Spoiler Alert (A Movie Review)

Updated: Dec 9, 2022


Starring Jim Parsons, Ben Aldridge, Sally Field, Bill Irwin, Antoni Porowski, Nikki M. James, Jeffery Self, Tara Summers, Paco Lozano, Josh Pais, Allegra Heart, Braxton Fannin, Brody Caines, Corey Saucier, Megan Irminger, Sadie Scott, Eleni Yiovas, Jason Gotay, Nhumi Threadgill, David Marshall Grant, Antoni Porowski, Supriya Ganesh and Winslow Bright.

Screenplay by David Marshall Grant & Dan Savage.

Directed by Michael Showalter.

Distributed by Focus Features. 112 minutes. Rated PG-13.

Earlier this year, comedian Billy Eichner tried to make a same-sex version of an old-fashioned romantic comedy with Bros, and despite good reviews and positive word of mouth, it was mostly overlooked by the filmgoing public at large.

Spoiler Alert is trying to capture a similar vibe as Bros did, although after half of the film is a sweet and often funny look at two men in love, towards the end it veers into tragedy when one of the men is diagnosed with terminal cancer.

It will probably be a tough sell as well, but Spoiler Alert is worthy of capturing a following. (Then again, so was Bros.)

Spoiler Alert is based on the memoir Spoiler Alert: The Hero Dies by longtime TV Guide writer Michael Ausiello about how the love of his life was afflicted with cancer. (And honestly, although I can get why the filmmakers didn’t want to use the whole title of the book which may scare off some potential viewers, without the punchline the film’s name doesn’t really make much sense to the story it is telling.)

Starring (and produced by) former The Big Bang Theory star Jim Parsons, Spoiler Alert does a good job of doing an old-fashioned love story in which it is mostly not dwelled upon that the couple are both men. This could be any romantic partnership anywhere; the gender of the participants is not the defining aspect.

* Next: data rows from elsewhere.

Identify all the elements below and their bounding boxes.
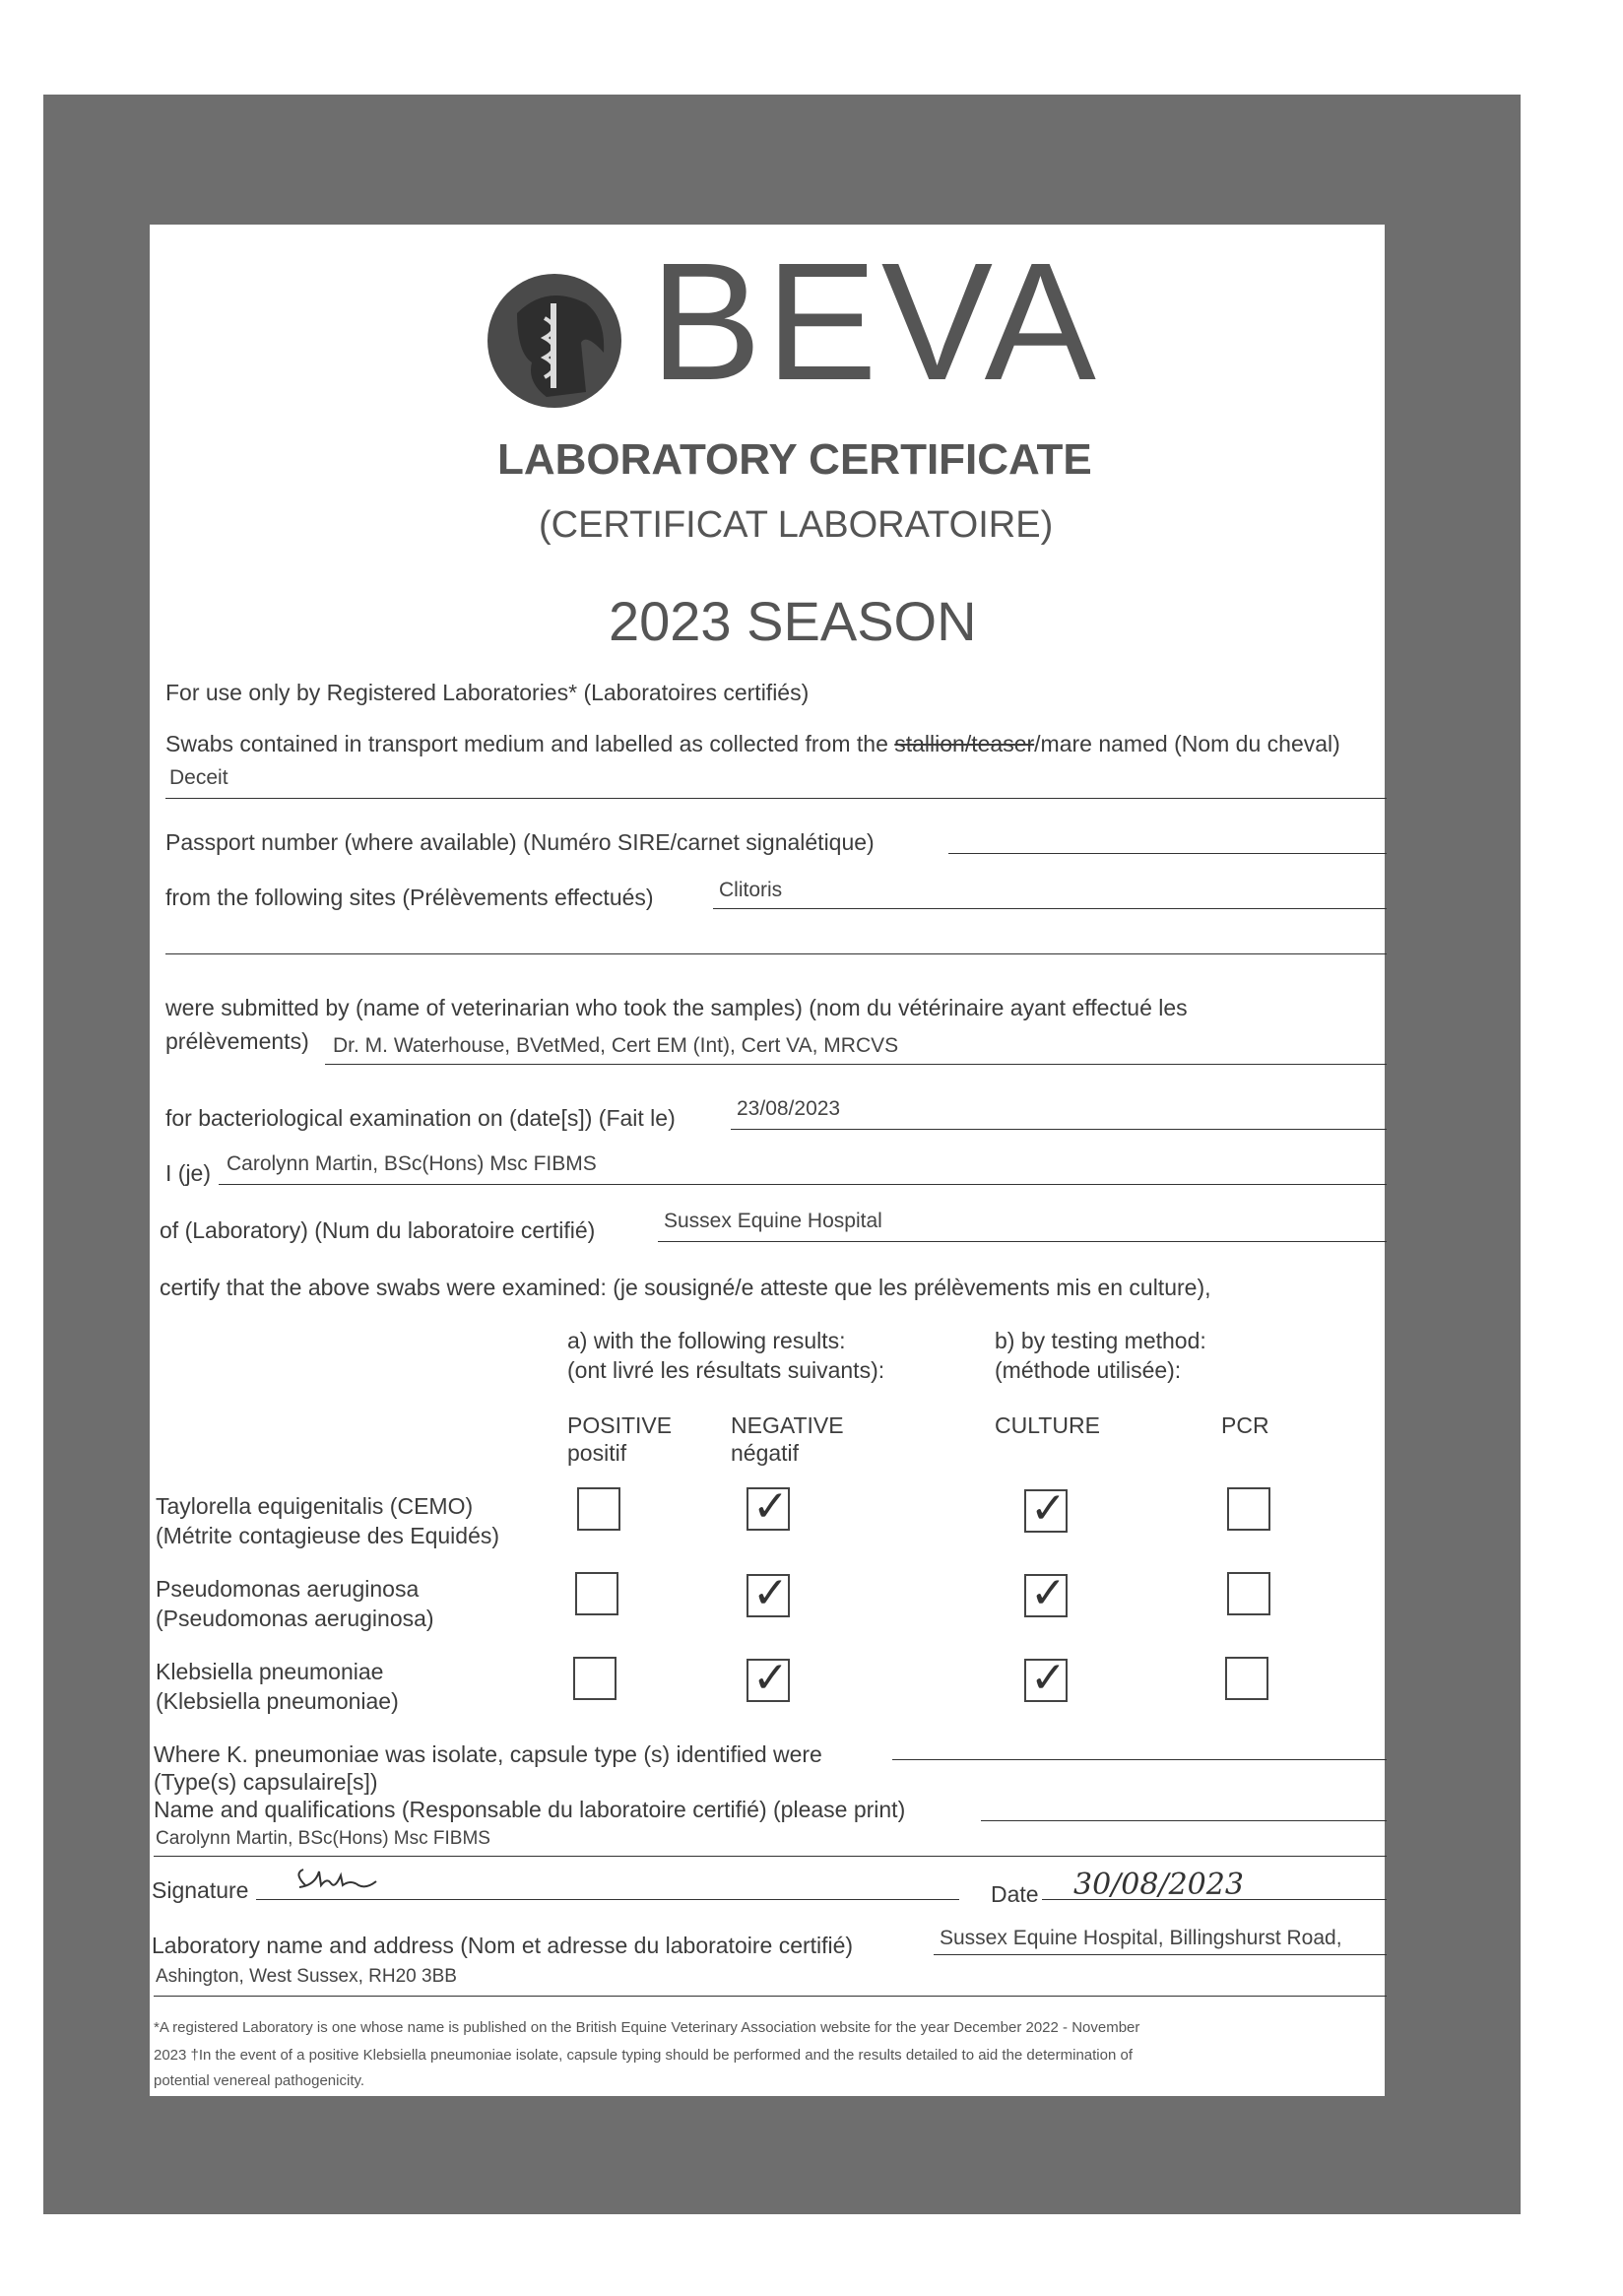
organism-2-name-fr: (Pseudomonas aeruginosa) (156, 1606, 434, 1631)
results-header-b: b) by testing method: (995, 1328, 1206, 1353)
lab-address-line-1 (934, 1954, 1387, 1955)
checkbox-positive[interactable] (573, 1657, 617, 1700)
date-line (1042, 1899, 1387, 1900)
exam-date-label: for bacteriological examination on (date[s]) (Fait le) (165, 1105, 676, 1131)
capsule-line (892, 1759, 1387, 1760)
sites-value: Clitoris (719, 879, 783, 901)
signature-line (256, 1899, 959, 1900)
responsible-label: Name and qualifications (Responsable du laboratoire certifié) (please print) (154, 1797, 906, 1822)
check-mark-icon: ✓ (752, 1653, 789, 1703)
date-value: 30/08/2023 (1073, 1868, 1244, 1902)
check-mark-icon: ✓ (1030, 1653, 1067, 1703)
exam-date-line (731, 1129, 1387, 1130)
results-header-b-fr: (méthode utilisée): (995, 1357, 1182, 1383)
lab-address-value-2: Ashington, West Sussex, RH20 3BB (156, 1966, 457, 1987)
i-je-label: I (je) (165, 1160, 211, 1186)
i-je-line (219, 1184, 1387, 1185)
responsible-value: Carolynn Martin, BSc(Hons) Msc FIBMS (156, 1828, 490, 1849)
responsible-line-1 (981, 1820, 1387, 1821)
lab-address-value: Sussex Equine Hospital, Billingshurst Road, (940, 1927, 1342, 1949)
logo-text: BEVA (650, 229, 1100, 416)
passport-label: Passport number (where available) (Numéro SIRE/carnet signalétique) (165, 829, 875, 855)
passport-line (948, 853, 1387, 854)
checkbox-negative[interactable] (747, 1568, 790, 1618)
lab-address-line-2 (154, 1996, 1387, 1997)
col-culture: CULTURE (995, 1412, 1100, 1438)
submitted-label: were submitted by (name of veterinarian who took the samples) (nom du vétérinaire ayant effectué les (165, 995, 1188, 1020)
check-mark-icon: ✓ (1030, 1568, 1067, 1618)
veterinarian-value: Dr. M. Waterhouse, BVetMed, Cert EM (Int), Cert VA, MRCVS (333, 1034, 899, 1057)
footnote-line-3: potential venereal pathogenicity. (154, 2072, 365, 2089)
date-label: Date (991, 1881, 1039, 1907)
checkbox-culture[interactable] (1024, 1568, 1068, 1618)
laboratory-value: Sussex Equine Hospital (664, 1210, 882, 1232)
footnote-line-2: 2023 †In the event of a positive Klebsiella pneumoniae isolate, capsule typing should be performed and the results detailed to aid the determination of (154, 2047, 1133, 2064)
page-subtitle: (CERTIFICAT LABORATOIRE) (539, 504, 1054, 546)
lab-address-label: Laboratory name and address (Nom et adresse du laboratoire certifié) (152, 1933, 854, 1958)
checkbox-negative[interactable] (747, 1653, 790, 1703)
signature-mark (286, 1864, 394, 1903)
footnote-line-1: *A registered Laboratory is one whose name is published on the British Equine Veterinary Association website for the year December 2022 - November (154, 2019, 1140, 2036)
intro-text: For use only by Registered Laboratories* (Laboratoires certifiés) (165, 680, 810, 705)
sites-line (713, 908, 1387, 909)
organism-1-name-fr: (Métrite contagieuse des Equidés) (156, 1523, 500, 1548)
exam-date-value: 23/08/2023 (737, 1097, 841, 1120)
submitted-label-2: prélèvements) (165, 1028, 309, 1054)
col-positive: POSITIVE (567, 1412, 673, 1438)
checkbox-pcr[interactable] (1225, 1657, 1268, 1700)
sites-line-2 (165, 953, 1387, 954)
checkbox-positive[interactable] (575, 1572, 618, 1615)
organism-3-name-fr: (Klebsiella pneumoniae) (156, 1688, 399, 1714)
laboratory-line (658, 1241, 1387, 1242)
organism-3-name: Klebsiella pneumoniae (156, 1659, 384, 1684)
col-negative-fr: négatif (731, 1440, 800, 1466)
checkbox-pcr[interactable] (1227, 1487, 1270, 1531)
col-positive-fr: positif (567, 1440, 627, 1466)
organism-2-name: Pseudomonas aeruginosa (156, 1576, 420, 1602)
checkbox-positive[interactable] (577, 1487, 620, 1531)
swabs-label: Swabs contained in transport medium and labelled as collected from the stallion/teaser/mare named (Nom du cheval) (165, 731, 1340, 756)
checkbox-culture[interactable] (1024, 1653, 1068, 1703)
signature-label: Signature (152, 1877, 249, 1903)
veterinarian-line (325, 1064, 1387, 1065)
col-pcr: PCR (1221, 1412, 1269, 1438)
responsible-line (154, 1856, 1387, 1857)
beva-logo-icon (487, 274, 621, 408)
sites-label: from the following sites (Prélèvements effectués) (165, 885, 654, 910)
organism-1-name: Taylorella equigenitalis (CEMO) (156, 1493, 474, 1519)
checkbox-culture[interactable] (1024, 1483, 1068, 1534)
results-header-a-fr: (ont livré les résultats suivants): (567, 1357, 885, 1383)
laboratory-label: of (Laboratory) (Num du laboratoire certifié) (160, 1217, 596, 1243)
check-mark-icon: ✓ (1030, 1483, 1067, 1534)
results-header-a: a) with the following results: (567, 1328, 846, 1353)
horse-name-value: Deceit (169, 766, 228, 789)
page-title: LABORATORY CERTIFICATE (497, 435, 1092, 484)
certify-text: certify that the above swabs were examined: (je sousigné/e atteste que les prélèvements mis en culture), (160, 1275, 1211, 1300)
checkbox-pcr[interactable] (1227, 1572, 1270, 1615)
check-mark-icon: ✓ (752, 1481, 789, 1532)
season-heading: 2023 SEASON (609, 590, 977, 652)
i-je-value: Carolynn Martin, BSc(Hons) Msc FIBMS (227, 1152, 597, 1175)
horse-name-line (165, 798, 1387, 799)
col-negative: NEGATIVE (731, 1412, 844, 1438)
checkbox-negative[interactable] (747, 1481, 790, 1532)
capsule-label-fr: (Type(s) capsulaire[s]) (154, 1769, 378, 1795)
capsule-label: Where K. pneumoniae was isolate, capsule type (s) identified were (154, 1741, 822, 1767)
check-mark-icon: ✓ (752, 1568, 789, 1618)
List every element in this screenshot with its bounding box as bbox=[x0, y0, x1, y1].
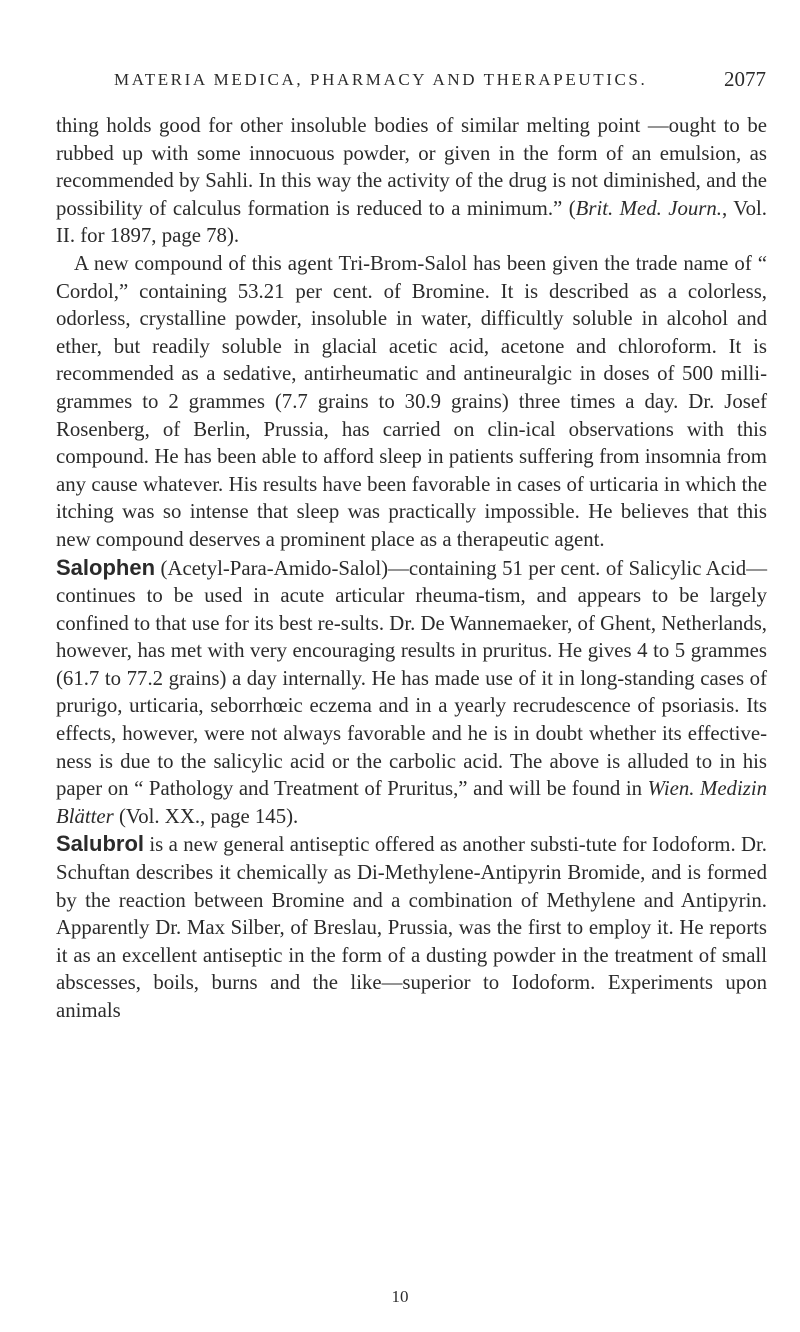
running-head: MATERIA MEDICA, PHARMACY AND THERAPEUTICS. bbox=[114, 70, 648, 89]
paragraph-cordol: A new compound of this agent Tri-Brom-Salol has been given the trade name of “ Cordol,” containing 53.21 per cent. of Bromine. It is described as a colorless, odorless, crystalline powder, insoluble in water, difficultly soluble in alcohol and ether, but readily soluble in glacial acetic acid, acetone and chloroform. It is recommended as a sedative, antirheumatic and antineuralgic in doses of 500 milli-grammes to 2 grammes (7.7 grains to 30.9 grains) three times a day. Dr. Josef Rosenberg, of Berlin, Prussia, has carried on clin-ical observations with this compound. He has been able to afford sleep in patients suffering from insomnia from any cause whatever. His results have been favorable in cases of urticaria in which the itching was so intense that sleep was practically impossible. He believes that this new compound deserves a prominent place as a therapeutic agent. bbox=[56, 251, 767, 551]
paragraph-continuation bbox=[56, 112, 767, 250]
citation-tail: , Vol. II. for 1897, page 78). bbox=[56, 196, 767, 248]
paragraph-salubrol bbox=[56, 830, 767, 1024]
entry-heading-salubrol: Salubrol bbox=[56, 831, 145, 857]
paragraph-salophen bbox=[56, 554, 767, 831]
citation-tail: (Vol. XX., page 145). bbox=[113, 804, 299, 828]
body-text bbox=[56, 112, 767, 1025]
paragraph-text: (Acetyl-Para-Amido-Salol)—containing 51 per cent. of Salicylic Acid—continues to be used in acute articular rheuma-tism, and appears to be largely confined to that use for its best re-sults. Dr. De Wannemaeker, of Ghent, Netherlands, however, has met with very encouraging results in pruritus. He gives 4 to 5 grammes (61.7 to 77.2 grains) a day internally. He has made use of it in long-standing cases of prurigo, urticaria, seborrhœic eczema and in a yearly recrudescence of psoriasis. Its effects, however, were not always favorable and he is in doubt whether its effective-ness is due to the salicylic acid or the carbolic acid. The above is alluded to in his paper on “ Pathology and Treatment of Pruritus,” and will be found in bbox=[56, 556, 767, 801]
page-number: 2077 bbox=[724, 67, 766, 91]
paragraph-text: is a new general antiseptic offered as another substi-tute for Iodoform. Dr. Schuftan describes it chemically as Di-Methylene-Antipyrin Bromide, and is formed by the reaction between Bromine and a combination of Methylene and Antipyrin. Apparently Dr. Max Silber, of Breslau, Prussia, was the first to employ it. He reports it as an excellent antiseptic in the form of a dusting powder in the treatment of small abscesses, boils, burns and the like—superior to Iodoform. Experiments upon animals bbox=[56, 833, 767, 1022]
signature-mark: 10 bbox=[391, 1287, 409, 1306]
paragraph-text: thing holds good for other insoluble bodies of similar melting point —ought to be rubbed up with some innocuous powder, or given in the form of an emulsion, as recommended by Sahli. In this way the activity of the drug is not diminished, and the possibility of calculus formation is reduced to a minimum.” ( bbox=[56, 114, 767, 220]
journal-citation: Brit. Med. Journ. bbox=[575, 196, 722, 220]
entry-heading-salophen: Salophen bbox=[56, 554, 156, 580]
journal-citation: Wien. Medizin Blätter bbox=[56, 777, 768, 828]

And the early scenes are quite charming in their exploration of a relationship, from meeting cute (Ausiello makes his move because he thinks his future boyfriend Kit Cowan is checking him out in a gay bar, but it turns out Kit was looking for a female friend standing behind Ausiello) to their halting steps into a relationship, to long-time partnership.

Ausiello (Parsons) is a TV writer who is obsessed by the form – in fact in a regular gag he remembers his childhood as a cheesy 80s sitcom. Cowan (Ben Aldridge) is a photographer who doesn’t even have a TV. They have little in common, and yet they make a perfect pair.

Simple economic question: How do a writer for TV Guide and a self-employed, rarely working photographer afford such a great New York apartment? Believe me, I was once offered a job writing for TV Guide and I had to turn it down because the salary was so low that I couldn’t afford to take it even though I would have loved the job. Granted, I was not on Ausiello’s level on the food chain there, but still….

Everything is sweet and charming, until – as so often happens – life got in the way. Or death, more like. Kit was diagnosed with cancer, and Spoiler Alert becomes a very different movie, a much more serious, slightly depressing one.

That said, as much as the cancer destroys their lives, oddly the film just slightly whitewashes the disease. It is rare that we see Kit really sick. In fact other than losing his hair and getting ashen and fatigued at the very end, Kit seems mostly rather healthy – or at least able to live rather normally – through much of the entire ordeal.

Spoiler Alert co-star Sally Field (she plays Kit’s doting mom here) played a woman dying of cancer in the mostly overlooked 2006 drama Two Weeks, in which the horrors of dying of cancer were examined much more starkly – for better or worse. (It’s certainly more difficult to watch, but that film did capture the hideous scourge of cancer much more realistically.)

However, despite the downer of an ending – as the book title warns, Spoiler Alert: The Hero Dies – this film will probably be mostly remembered for the earlier scenes of the building of a loving relationship. Which is probably as it should be.